Гудвин Сеффле растерян.
— Психиатры похожи на музыкантов, — говорит он. — Мы вынуждены пробовать и ошибаться. У меня не было злого умысла.
— Чего вы хотите добиться?
— Хочу понять, какую роль играла музыка в том, что с тобой случилось. У тебя был дебют в тот вечер, когда она…
— Когда она повесилась. Говорите прямо. Это случилось всего несколько дней назад.
— Вот именно. Всего несколько дней назад.
Гудвин Сеффле кивает.
— Важное событие, — говорит он. — Люди, которые кончают с собой, часто делают это после важных событий. Вот что странно.
— Следующее большое событие в моей жизни — это похороны Марианне, — замечаю я.
Гудвин Сеффле задумчиво на меня смотрит.
— Правильно. Именно это я и хотел сказать, но ты меня опередил. Как мы можем быть уверены, что ты опять не совершишь никакой глупости?
— Во-первых, это была не глупость. Во-вторых, вы ни в чем не можете быть уверены. Вы хотели поговорить о Шумане? Тогда вы должны знать, что после попытки утопиться он уже никогда не был самим собой.
— Да, его душевное равновесие не восстановилось уже до конца жизни.

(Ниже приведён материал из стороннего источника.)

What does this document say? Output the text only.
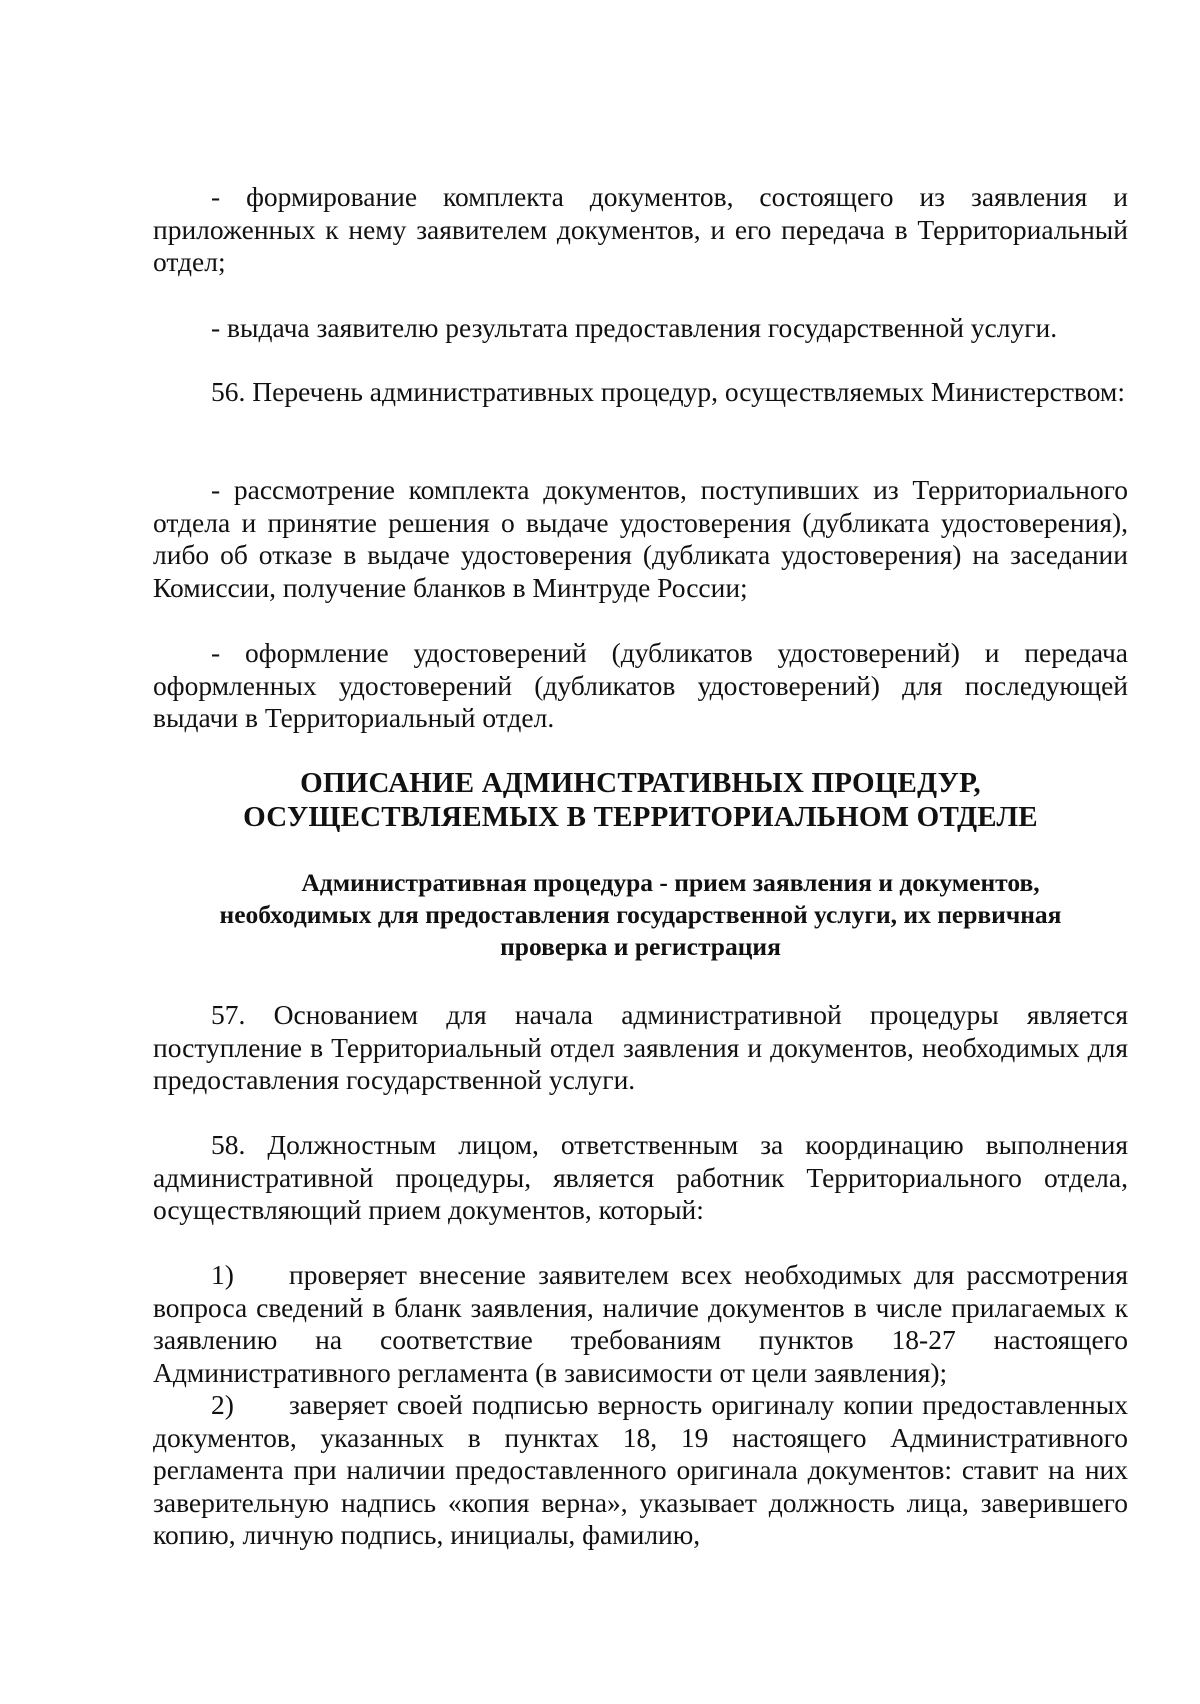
- формирование комплекта документов, состоящего из заявления и приложенных к нему заявителем документов, и его передача в Территориальный отдел;

- выдача заявителю результата предоставления государственной услуги.

56. Перечень административных процедур, осуществляемых Министерством:

- рассмотрение комплекта документов, поступивших из Территориального отдела и принятие решения о выдаче удостоверения (дубликата удостоверения), либо об отказе в выдаче удостоверения (дубликата удостоверения) на заседании Комиссии, получение бланков в Минтруде России;

- оформление удостоверений (дубликатов удостоверений) и передача оформленных удостоверений (дубликатов удостоверений) для последующей выдачи в Территориальный отдел.

ОПИСАНИЕ АДМИНСТРАТИВНЫХ ПРОЦЕДУР,
ОСУЩЕСТВЛЯЕМЫХ В ТЕРРИТОРИАЛЬНОМ ОТДЕЛЕ
Административная процедура - прием заявления и документов,
необходимых для предоставления государственной услуги, их первичная
проверка и регистрация

57. Основанием для начала административной процедуры является поступление в Территориальный отдел заявления и документов, необходимых для предоставления государственной услуги.

58. Должностным лицом, ответственным за координацию выполнения административной процедуры, является работник Территориального отдела, осуществляющий прием документов, который:

1) проверяет внесение заявителем всех необходимых для рассмотрения вопроса сведений в бланк заявления, наличие документов в числе прилагаемых к заявлению на соответствие требованиям пунктов 18-27 настоящего Административного регламента (в зависимости от цели заявления);

2) заверяет своей подписью верность оригиналу копии предоставленных документов, указанных в пунктах 18, 19 настоящего Административного регламента при наличии предоставленного оригинала документов: ставит на них заверительную надпись «копия верна», указывает должность лица, заверившего копию, личную подпись, инициалы, фамилию,
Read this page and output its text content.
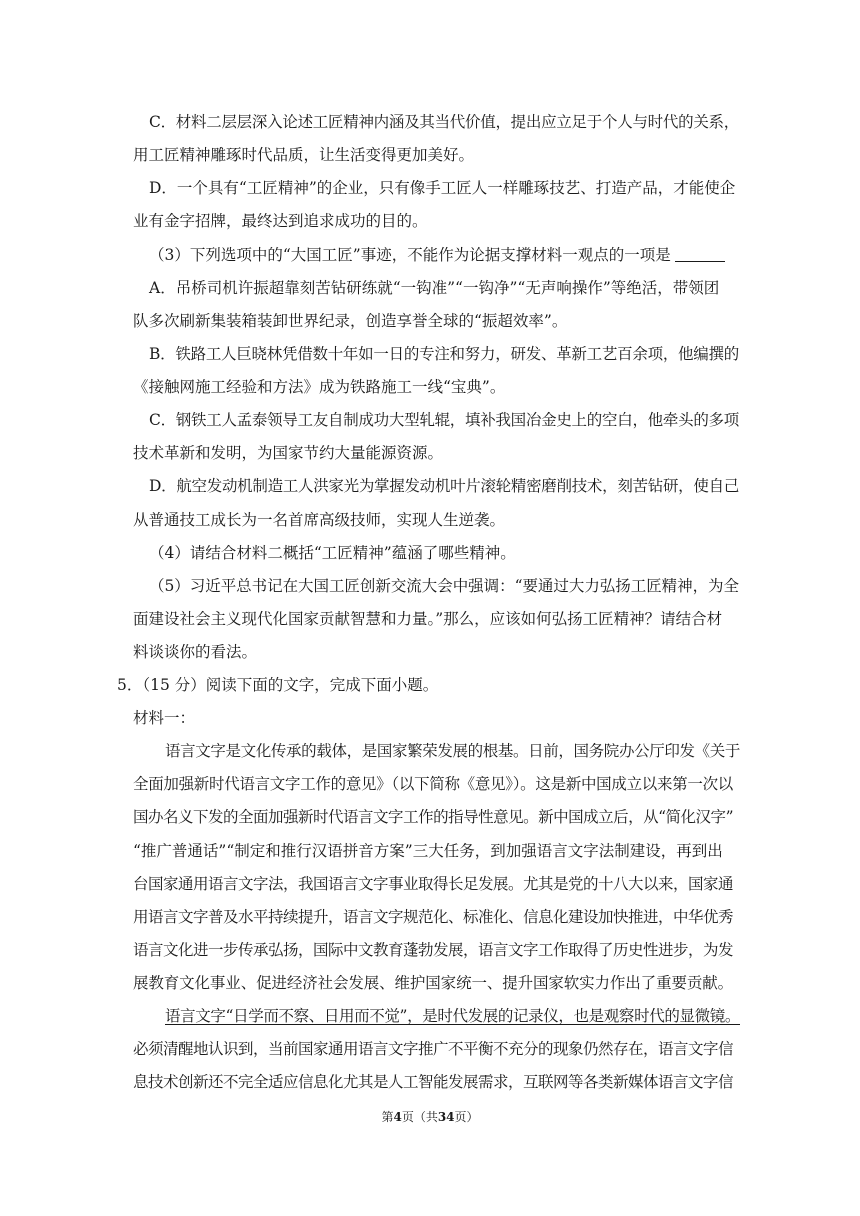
C．材料二层层深入论述工匠精神内涵及其当代价值，提出应立足于个人与时代的关系，
用工匠精神雕琢时代品质，让生活变得更加美好。
D．一个具有“工匠精神”的企业，只有像手工匠人一样雕琢技艺、打造产品，才能使企
业有金字招牌，最终达到追求成功的目的。
（3）下列选项中的“大国工匠”事迹，不能作为论据支撑材料一观点的一项是
A．吊桥司机许振超靠刻苦钻研练就“一钩准”“一钩净”“无声响操作”等绝活，带领团
队多次刷新集装箱装卸世界纪录，创造享誉全球的“振超效率”。
B．铁路工人巨晓林凭借数十年如一日的专注和努力，研发、革新工艺百余项，他编撰的
《接触网施工经验和方法》成为铁路施工一线“宝典”。
C．钢铁工人孟泰领导工友自制成功大型轧辊，填补我国冶金史上的空白，他牵头的多项
技术革新和发明，为国家节约大量能源资源。
D．航空发动机制造工人洪家光为掌握发动机叶片滚轮精密磨削技术，刻苦钻研，使自己
从普通技工成长为一名首席高级技师，实现人生逆袭。
（4）请结合材料二概括“工匠精神”蕴涵了哪些精神。
（5）习近平总书记在大国工匠创新交流大会中强调：“要通过大力弘扬工匠精神，为全
面建设社会主义现代化国家贡献智慧和力量。”那么，应该如何弘扬工匠精神？请结合材
料谈谈你的看法。
5．（15 分）阅读下面的文字，完成下面小题。
材料一：
语言文字是文化传承的载体，是国家繁荣发展的根基。日前，国务院办公厅印发《关于
全面加强新时代语言文字工作的意见》（以下简称《意见》）。这是新中国成立以来第一次以
国办名义下发的全面加强新时代语言文字工作的指导性意见。新中国成立后，从“简化汉字”
“推广普通话”“制定和推行汉语拼音方案”三大任务，到加强语言文字法制建设，再到出
台国家通用语言文字法，我国语言文字事业取得长足发展。尤其是党的十八大以来，国家通
用语言文字普及水平持续提升，语言文字规范化、标准化、信息化建设加快推进，中华优秀
语言文化进一步传承弘扬，国际中文教育蓬勃发展，语言文字工作取得了历史性进步，为发
展教育文化事业、促进经济社会发展、维护国家统一、提升国家软实力作出了重要贡献。
语言文字“日学而不察、日用而不觉”，是时代发展的记录仪，也是观察时代的显微镜。
必须清醒地认识到，当前国家通用语言文字推广不平衡不充分的现象仍然存在，语言文字信
息技术创新还不完全适应信息化尤其是人工智能发展需求，互联网等各类新媒体语言文字信
第4页（共34页）
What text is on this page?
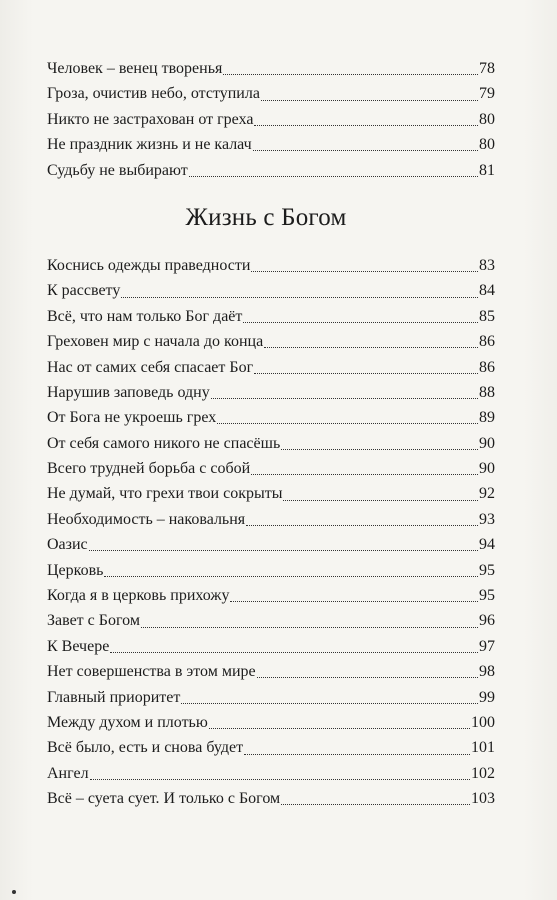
Человек – венец творенья	78
Гроза, очистив небо, отступила	79
Никто не застрахован от греха	80
Не праздник жизнь и не калач	80
Судьбу не выбирают	81
Жизнь с Богом
Коснись одежды праведности	83
К рассвету	84
Всё, что нам только Бог даёт	85
Греховен мир с начала до конца	86
Нас от самих себя спасает Бог	86
Нарушив заповедь одну	88
От Бога не укроешь грех	89
От себя самого никого не спасёшь	90
Всего трудней борьба с собой	90
Не думай, что грехи твои сокрыты	92
Необходимость – наковальня	93
Оазис	94
Церковь	95
Когда я в церковь прихожу	95
Завет с Богом	96
К Вечере	97
Нет совершенства в этом мире	98
Главный приоритет	99
Между духом и плотью	100
Всё было, есть и снова будет	101
Ангел	102
Всё – суета сует. И только с Богом	103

Только теперь я понимаю, что не на шутку рассердился. Я мог бы сейчас опрокинуть его письменный стол. Вместо этого я спокойно встаю и говорю:
— Вы хотели знать, что для меня значит музыка? Габриель Холст напомнил мне, что для создания музыки требуется всего двенадцать звуков. Чистая и недвусмысленная исходная точка. Мы с Марианне нашли друг друга в музыке! Нам было достаточно двенадцати звуков. Желаю вам удачи с Шуманом, доктор Сеффле. Может быть, это откроет вам что-то поразительно новое. Между прочим, нет ли у вас в больнице хорошего старого рояля?
Возвращение в дом Скууга
Ночью ко мне возвращается чувство, будто я лежу на берегу реки, но это не сон. Я чувствую, что близок к смерти, но все-таки еще жив. Что мое тело отключается по частям. Что этого нельзя допустить. Неужели и Марианне чувствовала нечто подобное? О чем она думала в последние минуты, пока была в сознании? Я знал, что до встречи со мной Марианне не раз пыталась покончить жизнь самоубийством. Знал, что после той попытки, когда мы уже жили вместе, она снова попытается покончить с собой. Но как-то никогда не думал об этом. Словно в глубине души понимал, что не могу помешать ей, и потому старался об этом не думать. Это могло случиться завтра, а могло и через двадцать лет. Но я знал, что в один прекрасный день это произойдет, так же как я всегда знал, что Аня намного беззащитнее, чем она хочет казаться. Выбрать Марианне было то же самое, что выбрать продолжение Ани, это было желание оказаться в том же психологическом поле опасности и угрозы, которое окружало этих женщин. Но так ли все было просто? Ведь все это я уже знал раньше благодаря маме. Лежа на больничной койке, я словно слышу эхо ее ссор с отцом. Там, где находилась мама, никогда не было спокойно. Ее тоска по чему-то иному была так сильна, что рядом с мамой было невозможно верить в счастье. Достаточно было одного неосторожного слова. Может быть, именно этого мне и не хватало после маминой гибели, этих мгновений, которые что-то значили и говорили о том, что человек, будь то вторник или суббота, всегда живет всерьез. Мама была не в силах смириться с той полужизнью, которую ей предлагал отец, занятый своими дилетантскими и нереальными проектами. Она не выносила лжи и легкомыслия. Аня и Марианне — тоже. Каждая из них на свой лад здраво относилась к действительности. Но их требования были нереальными.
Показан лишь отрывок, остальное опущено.